I trust there are records from Wyrick’s personal phone or through the highway patrol office that confirms their conversations while this entrapment was planned. I suspect you may also find videotape from the booking area and possibly from the cruisers to document what has happened, if it has not already been destroyed.
We do not know the name of the Magistrate who “released” Gina. The Magistrate was working at approximately 1 am on Wednesday, June 22, 2011. I am sending a copy of this letter to the elected judicial officers that oversee the Magistrate. The Magistrate needs to be reminded that he serves the people. I cannot understand why he treated my wife in such a manner except to intimidate her into silence.

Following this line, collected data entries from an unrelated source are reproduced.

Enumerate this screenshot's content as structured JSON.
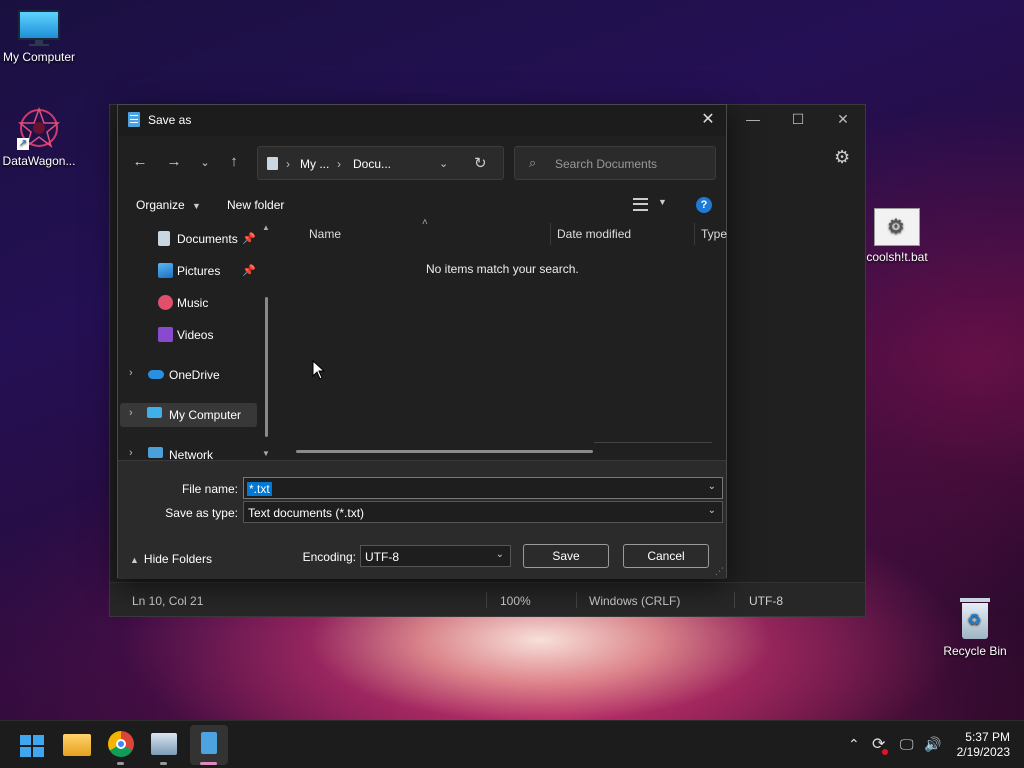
{
  "desktop": {
    "icons": [
      {
        "label": "My Computer"
      },
      {
        "label": "DataWagon..."
      },
      {
        "label": "coolsh!t.bat"
      },
      {
        "label": "Recycle Bin"
      }
    ]
  },
  "notepad": {
    "status": {
      "position": "Ln 10, Col 21",
      "zoom": "100%",
      "line_ending": "Windows (CRLF)",
      "encoding": "UTF-8"
    }
  },
  "dialog": {
    "title": "Save as",
    "close_glyph": "✕",
    "address": {
      "segment1": "My ...",
      "segment2": "Docu..."
    },
    "search": {
      "placeholder": "Search Documents"
    },
    "toolbar": {
      "organize": "Organize",
      "new_folder": "New folder",
      "help": "?"
    },
    "nav": {
      "documents": "Documents",
      "pictures": "Pictures",
      "music": "Music",
      "videos": "Videos",
      "onedrive": "OneDrive",
      "my_computer": "My Computer",
      "network": "Network"
    },
    "columns": {
      "name": "Name",
      "date_modified": "Date modified",
      "type": "Type"
    },
    "empty_message": "No items match your search.",
    "file_name": {
      "label": "File name:",
      "value": "*.txt"
    },
    "save_type": {
      "label": "Save as type:",
      "value": "Text documents (*.txt)"
    },
    "hide_folders": "Hide Folders",
    "encoding": {
      "label": "Encoding:",
      "value": "UTF-8"
    },
    "save_button": "Save",
    "cancel_button": "Cancel"
  },
  "taskbar": {
    "clock": {
      "time": "5:37 PM",
      "date": "2/19/2023"
    }
  },
  "colors": {
    "accent": "#0078d4",
    "dialog_bg": "#202020",
    "bottom_bg": "#2b2b2b"
  }
}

I am copying this letter to everyone that I can think of that should know about or can do something about this egregious conduct. Based upon our experience, Wyrick should be terminated immediately. At the very least, an evaluation should be completed to see whether Wyrick has the judgment, temperament and competence to be trained or retrained. If Wyrick is not terminated or disciplined, then his conduct must be condoned by the North Carolina State Highway Patrol and the State of North Carolina. As a citizen, I truly hope that Wyrick is the exception and not the rule. Surely, his judgment is inconsistent with the practice and procedures of the North Carolina Highway Patrol. I suppose whatever happens with Wyrick will reveal the practices and procedures of the North Carolina State Highway Patrol. If Wyrick’s superiors decide to keep Wyrick as a trooper or any other law enforcement officer, I expect this letter to remain in his file as a reminder of his inappropriate, threatening and hurtful conduct.
Wyricks breeds contempt for the law and law enforcement officers. I can assure you that my wife will never trust another state highway patrol officer. If Wyrick’s conduct is condoned and the Magistrate’s attempt to cover for Wyrick is gone unpunished, when such conduct is directed at a 52 year old mother of three, I shudder to think how someone less fortunate may be treated. Although I would never have believed it if this had not happened to us, I realize if Wyrick’s conduct is permissible, we may face retaliation from the State Highway Patrol. The Magistrate and Wyrick’s attempt to intimidate us into ignoring what happened did not work.
I cannot sit idly and silently by and allow such injustice. I also copy this letter to local officials. I cannot imagine that Wrightsville Beach, Wilmington or New Hanover County benefits from the conduct of someone like Wyrick or the Magistrate.
Although we are North Carolina residents and taxpayers, we will not return to the New Hanover area unless we are satisfied that people like Wyrick are removed and the Magistrate is reminded that he works for the people not law enforcement. I can only imagine that if we were not from North Carolina and we were planning a vacation along the coast anywhere in the Southeast, we would never return to North Carolina.
I look forward to hearing how this situation will be handled so that no one else will suffer the indignity suffered by my wife, or worse.
Hoyt G. Tessener
cc: Lt. Governor Walter Dalton
Attorney General Roy Cooper
Secretary Reuben F. Young
Colonel Michael Gilchrist
Rep. Thom Tillis (Speaker of the House of Representatives)
Sen. Phil Berger (Senate Pro Tempore of the Senate)
Sen. Neal Hunt
Rep. Grier Martin
Sen. Thom Goolsby
Rep. Susi Hamilton
Rep. Carolyn H. Justice
Rep. Daniel F. McComas
Rep. N. Leo Daughtry
Rep. Roger West
Hon. David Cignotti
Hon. Bill Saffo (Mayor of Wilmington)
Chief Daniel L. House (Wrightsville Beach Chief of Police)
Sheriff Edward J. McMahon (New Hanover County Sheriff)
Judge W. Allen Cobb, Jr. (Senior Resident Superior Court Judge)
Judge J.H. Corpening, II (Chief District Court Judge)
District Attorney Benjamin R. David
Wilmington/Cape Fear Coast Convention and Visitors Bureau
Troop B Commander, State Highway Patrol
Gary Jackson, Esq. (President NCAJ)
Dick Taylor, Esq. (CEO of NCAJ)
Trooper Edward S
FROM THE RALEIGH N&O:
The two troopers at the heart of a complaint involving the false arrest and alleged mistreatment of a Raleigh woman have been placed on desk duty pending the outcome of an internal affairs investigation.
The investigation of Senior Trooper Edward S. Wyrick and Trooper Andrew Smith was prompted by an eight-page letter sent to Perdue on Friday by Raleigh lawyer Hoyt Tessener, detailing his wife Gina's negative experience with Wyrick this month in Wilmington.
However, the troopers remained on the road until Thursday, when the Tesseners' complaint was widely reported in the media.